Publishers Weekly® Reviews

  • Reviewed in: Publishers Weekly, page .
  • Review Date: 2012-06-25
  • Reviewer: Staff

Wrongly convicted at 18 along with two other teenagers and sentenced to death for the 1993 murder of three eight-year-old boys in West Memphis, Ark., Echols spent nearly two decades in prison before being released in August 2011. In this searing, finely wrought memoir, Echols recalls his poverty-stricken childhood, the trial of the West Memphis 3, and the harsh realities of life on death row. Sent there in 1994, Echols journaled consistently, though many notebooks were destroyed by guards. Echols describes death row as the equivalent of solitary confinement, his only human contact the infrequently allowed visitors from the outside world.

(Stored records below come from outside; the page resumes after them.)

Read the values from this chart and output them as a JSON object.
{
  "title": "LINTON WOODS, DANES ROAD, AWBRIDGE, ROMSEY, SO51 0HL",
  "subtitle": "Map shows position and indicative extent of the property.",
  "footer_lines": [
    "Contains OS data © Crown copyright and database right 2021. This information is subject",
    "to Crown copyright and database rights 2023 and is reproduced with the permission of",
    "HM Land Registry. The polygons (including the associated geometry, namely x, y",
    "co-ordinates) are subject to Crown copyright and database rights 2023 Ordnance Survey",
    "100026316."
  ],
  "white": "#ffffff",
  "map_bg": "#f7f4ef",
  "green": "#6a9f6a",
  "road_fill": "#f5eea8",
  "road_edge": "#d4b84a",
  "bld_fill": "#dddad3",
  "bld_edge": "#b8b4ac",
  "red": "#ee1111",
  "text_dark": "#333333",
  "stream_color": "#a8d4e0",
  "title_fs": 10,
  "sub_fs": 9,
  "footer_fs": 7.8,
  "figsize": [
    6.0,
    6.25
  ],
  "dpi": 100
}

Even sunlight and fresh air were denied at Varner Super Max, the facility he was transferred to in 2003. Echols recalls his less than ideal home life, with a mother who cultivated drama and a stepfather he despised (the feeling seems to have been mutual). The most affecting sections are Echols’s philosophical musings on all he has lost, his thoughts often influenced by Zen Buddhism. In one journal entry that survived the guards’ purge, Echols contemplates what he misses the most while in prison. The answer is a heart-wrenching and simple commentary on American prison life: “In the end it’s not the fruit I miss most... I miss being treated like a human being.” (Sept.)